Варя вдруг взяла с телефона пустую трубку и поднесла. Послушала. Там была немножко другая тишина, не как просто тишина. Она слегка гудела: наверное, кровь в ухе, на манер когда слушаешь морскую раковину. Представила, что там на другом конце тишины Арька. Он что-то слышит, что-то видит? Что-то ведь слышит и видит, если живой. А что-то помнит? Что он помнит?
162
Радия разбомбили, а сегодня над Международным проспектом расплескался шлейф из десятков тысяч поддельных продкарточек. Проспект перекрыли, вся милиция ползала-собирала, но сколько людишки успели унести, да и каждому ползавшему милиционеру все щели не прощупаешь, да и прощупывающий энкавэдэшник сам — младший голодный чин: в общем, засада.
Киров лично выступил по радио, сообщил, что карточки на другой бумаге и те, кто с ними за хлебом сунется, будут упромыслен согласно военному времени. Это был блеф: бумага-то правда другая, да чуть, и как ее отличат сотни продавщиц, а если и отличат — откуда кликнут в нужную минуту милиционера?
Максим торжествовал. Последняя бутылка достигла цели: и про радий послушался фюрер, и про карточки.

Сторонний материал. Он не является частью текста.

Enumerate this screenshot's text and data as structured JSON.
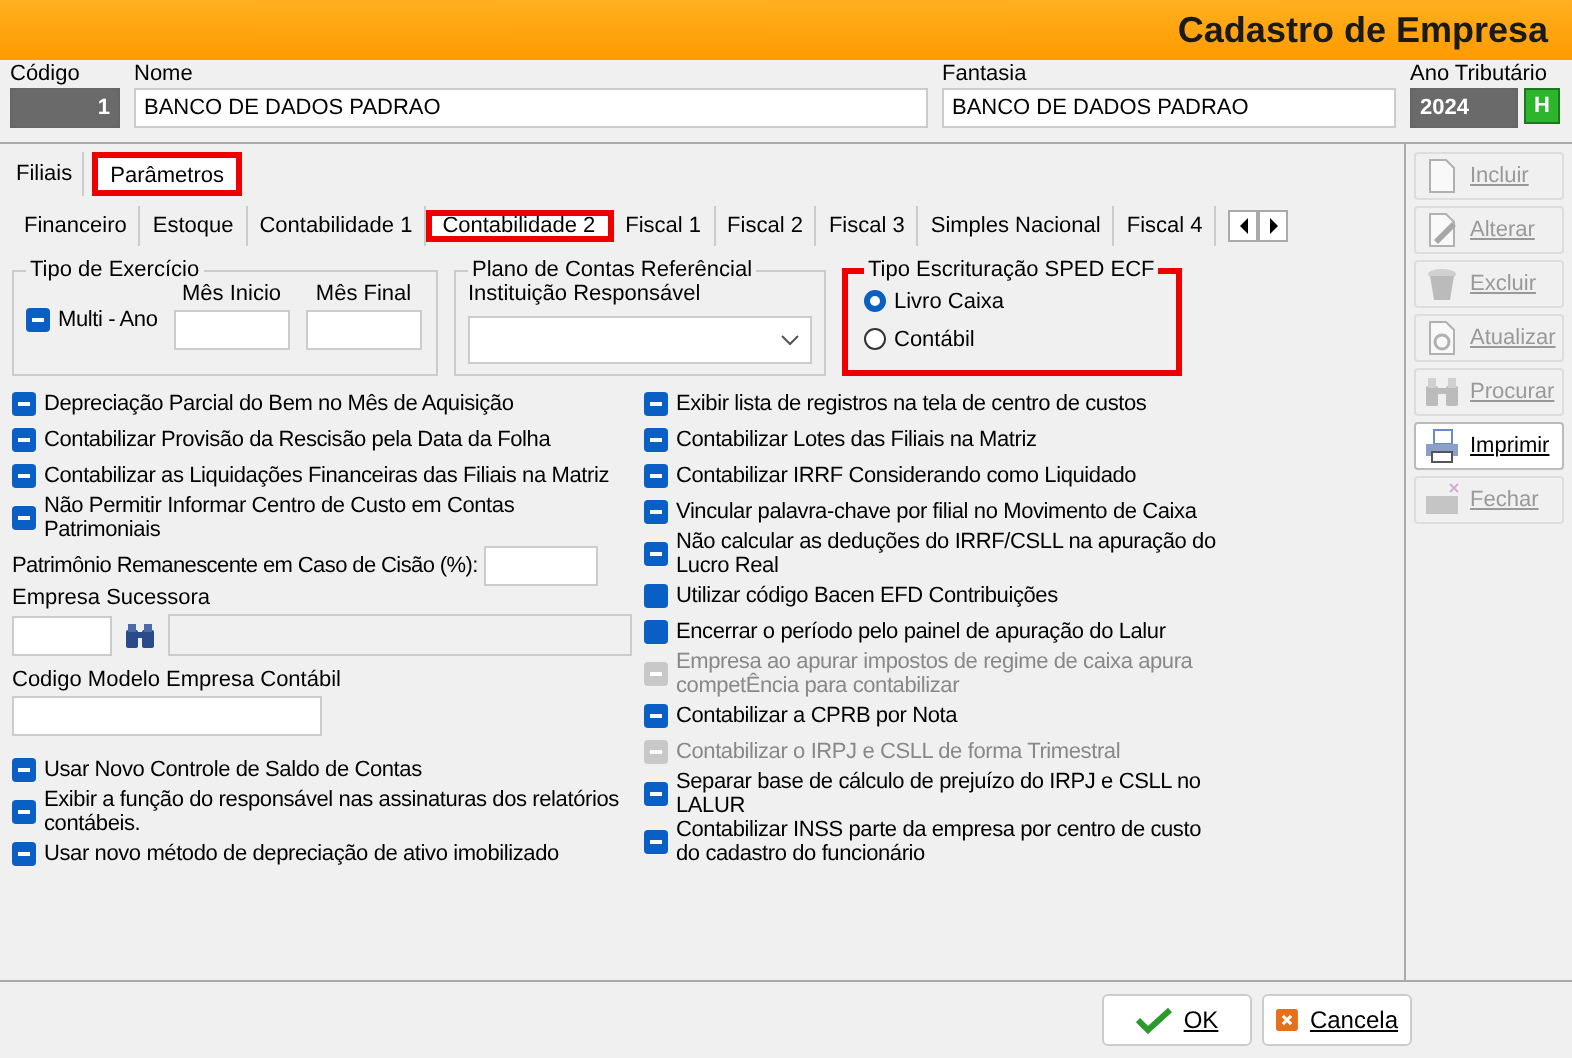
{
  "window": {
    "title": "Cadastro de Empresa"
  },
  "header": {
    "codigo": {
      "label": "Código",
      "value": "1"
    },
    "nome": {
      "label": "Nome",
      "value": "BANCO DE DADOS PADRAO"
    },
    "fantasia": {
      "label": "Fantasia",
      "value": "BANCO DE DADOS PADRAO"
    },
    "ano": {
      "label": "Ano Tributário",
      "value": "2024",
      "button": "H"
    }
  },
  "tabs": [
    {
      "label": "Filiais",
      "selected": false,
      "highlighted": false
    },
    {
      "label": "Parâmetros",
      "selected": true,
      "highlighted": true
    }
  ],
  "subtabs": [
    {
      "label": "Financeiro",
      "selected": false,
      "highlighted": false
    },
    {
      "label": "Estoque",
      "selected": false,
      "highlighted": false
    },
    {
      "label": "Contabilidade 1",
      "selected": false,
      "highlighted": false
    },
    {
      "label": "Contabilidade 2",
      "selected": true,
      "highlighted": true
    },
    {
      "label": "Fiscal 1",
      "selected": false,
      "highlighted": false
    },
    {
      "label": "Fiscal 2",
      "selected": false,
      "highlighted": false
    },
    {
      "label": "Fiscal 3",
      "selected": false,
      "highlighted": false
    },
    {
      "label": "Simples Nacional",
      "selected": false,
      "highlighted": false
    },
    {
      "label": "Fiscal 4",
      "selected": false,
      "highlighted": false
    }
  ],
  "tipo_exercicio": {
    "title": "Tipo de Exercício",
    "multi_ano": {
      "label": "Multi - Ano",
      "indeterminate": true,
      "disabled": false
    },
    "mes_inicio": {
      "label": "Mês Inicio"
    },
    "mes_final": {
      "label": "Mês Final"
    }
  },
  "plano_contas": {
    "title": "Plano de Contas Referêncial",
    "label": "Instituição Responsável"
  },
  "sped_ecf": {
    "title": "Tipo Escrituração SPED ECF",
    "highlighted": true,
    "options": [
      {
        "label": "Livro Caixa",
        "selected": true
      },
      {
        "label": "Contábil",
        "selected": false
      }
    ]
  },
  "options_left": [
    {
      "label": "Depreciação Parcial do Bem no Mês de Aquisição",
      "indeterminate": true,
      "disabled": false
    },
    {
      "label": "Contabilizar Provisão da Rescisão pela Data da Folha",
      "indeterminate": true,
      "disabled": false
    },
    {
      "label": "Contabilizar as Liquidações Financeiras das Filiais na Matriz",
      "indeterminate": true,
      "disabled": false
    },
    {
      "label": "Não Permitir Informar Centro de Custo em Contas Patrimoniais",
      "indeterminate": true,
      "disabled": false
    }
  ],
  "patrimonio": {
    "label": "Patrimônio Remanescente em Caso de Cisão (%):"
  },
  "empresa_sucessora": {
    "label": "Empresa Sucessora"
  },
  "codigo_modelo": {
    "label": "Codigo Modelo Empresa Contábil"
  },
  "options_left_bottom": [
    {
      "label": "Usar Novo Controle de Saldo de Contas",
      "indeterminate": true,
      "disabled": false
    },
    {
      "label": "Exibir a função do responsável nas assinaturas dos relatórios contábeis.",
      "indeterminate": true,
      "disabled": false
    },
    {
      "label": "Usar novo método de depreciação de ativo imobilizado",
      "indeterminate": true,
      "disabled": false
    }
  ],
  "options_right": [
    {
      "label": "Exibir lista de registros na tela de centro de custos",
      "indeterminate": true,
      "disabled": false
    },
    {
      "label": "Contabilizar Lotes das Filiais na Matriz",
      "indeterminate": true,
      "disabled": false
    },
    {
      "label": "Contabilizar IRRF Considerando como Liquidado",
      "indeterminate": true,
      "disabled": false
    },
    {
      "label": "Vincular palavra-chave por filial no Movimento de Caixa",
      "indeterminate": true,
      "disabled": false
    },
    {
      "label": "Não calcular as deduções do IRRF/CSLL na apuração do Lucro Real",
      "indeterminate": true,
      "disabled": false
    },
    {
      "label": "Utilizar código Bacen EFD Contribuições",
      "indeterminate": false,
      "disabled": false
    },
    {
      "label": "Encerrar o período pelo painel de apuração do Lalur",
      "indeterminate": false,
      "disabled": false
    },
    {
      "label": "Empresa ao apurar impostos de regime de caixa apura competÊncia para contabilizar",
      "indeterminate": true,
      "disabled": true
    },
    {
      "label": "Contabilizar a CPRB por Nota",
      "indeterminate": true,
      "disabled": false
    },
    {
      "label": "Contabilizar o IRPJ e CSLL de forma Trimestral",
      "indeterminate": true,
      "disabled": true
    },
    {
      "label": "Separar base de cálculo de prejuízo do IRPJ e CSLL no LALUR",
      "indeterminate": true,
      "disabled": false
    },
    {
      "label": "Contabilizar INSS parte da empresa por centro de custo do cadastro do funcionário",
      "indeterminate": true,
      "disabled": false
    }
  ],
  "side_buttons": [
    {
      "label": "Incluir",
      "kind": "page",
      "disabled": true
    },
    {
      "label": "Alterar",
      "kind": "edit",
      "disabled": true
    },
    {
      "label": "Excluir",
      "kind": "trash",
      "disabled": true
    },
    {
      "label": "Atualizar",
      "kind": "refresh",
      "disabled": true
    },
    {
      "label": "Procurar",
      "kind": "binoculars",
      "disabled": true
    },
    {
      "label": "Imprimir",
      "kind": "printer",
      "disabled": false
    },
    {
      "label": "Fechar",
      "kind": "close",
      "disabled": true
    }
  ],
  "footer_buttons": [
    {
      "label": "OK",
      "kind": "ok"
    },
    {
      "label": "Cancela",
      "kind": "cancel"
    }
  ]
}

Максим понимал, то есть, что не доплыла бутылка до Гитлероса Адольфыча: и времени мало прошло, и в принципе сие невозможно. Но ведь и медиумические всякие связи — не совсем пустой звук. Просочилась информация сквозь воду, сквозь алхимию тонких слоев: и словил ее Гитлер. Карточки — реальный удар по населению, покрепче радия.
Надо только найти скорее Варю: голодает! Максим запросил список жильцов Колокольной: три Варвары зарегистрировано, но все 19-го века рождения. Видимо, адрес официальный другой, в переулке. Надо было сразу окрестности запрашивать, да не дотумкал, время потеряно, а теперь еще и запрос непонятно когда сделаешь, завархиву Рацкевич сегодня череп рукояткой разбил, разоблачив в нем затаившегося троцкиста.
Обедал сегодня на Литейном, попытался заговорить с Арбузовым: воротит. Ну-ну. Ульяны не было, Арбузов ел один с чекушкой, и Максим один со своей чекушкой, за соседним столиком, наглядно просматривалось, что они в ссоре, сотрудники перешептывались. Чекушку выкушал, пошел в начало Невского, в «генеральский» гастроном отоварить спецкарточки (самому и без них более чем хватало, но теперь Глоссолала кормил), по дороге хлебал из фляжки. Плакат «Опасно» на вечный сюжет про машину, мальчика и мячик, выкатившийся на дорогу, смотрелся комично. На углу Литейного-Невского немногословно дрались два дистрофика, куш был не виден, несколько человек безучастно наблюдало, вмешиваться не стал.
Город белый, небо белое, над Аничковым дворцом — большое белое солнце. Вот что разыгрывать в пустом белом городе — оперу про вечные льды. Куда там замок в немецком лесу, даже пусть сверхогромный! Вот вам город, бриллианты дворцов на цепочках каналов, заросли колоннад и оркестры на площадях. Мертвый город — вот декорация для «ледяных сущностей». Обнаружить надо это либретто, проверить, чего там и как.
Фляга иссохла, но в «генеральском» взял водки, там встретил майора из экономического, с которым неплохо контачили по эрмитажным делам, раздавили 250 прямо в магазине, двинул в Колокольную — опять через Невский. На мосту через Мойку — вялые зеваки, глядят на лед, там тело человечье скрюченное. Сверился с ситуацией: сиганул свихнутый суицидальник, спрыгнул с сознания, ссы-канул страданий, суровой судьбы, самозабвенно спровадил священный солнечный свет, счастье существования, сладость совершенства: скапутился, словом, спекся, самоубился. Сталин на Казанском поджимался на ветру, трусил возвращения Глоссолалыча. Максим хлебнул, помянул самоубийцу. На Аничковом вновь вспомнил про оперу, тут ведь стояло четыре коня, они вернутся, прискачут, вот и четыре части оперы: ставить тут откупоривание оперы, как ее, увертюру. Прошел гражданин, на Максима похожий чертами. Догнать накостылять? Ладно. Дама в шубе, явно литерная, сворачивала в Рубинштейна, гаркнул ей комплимент, дама слинялась. Не может быть что нельзя исполнить оперу сейчас, хоть и малым составом. Исполнить-исполнить!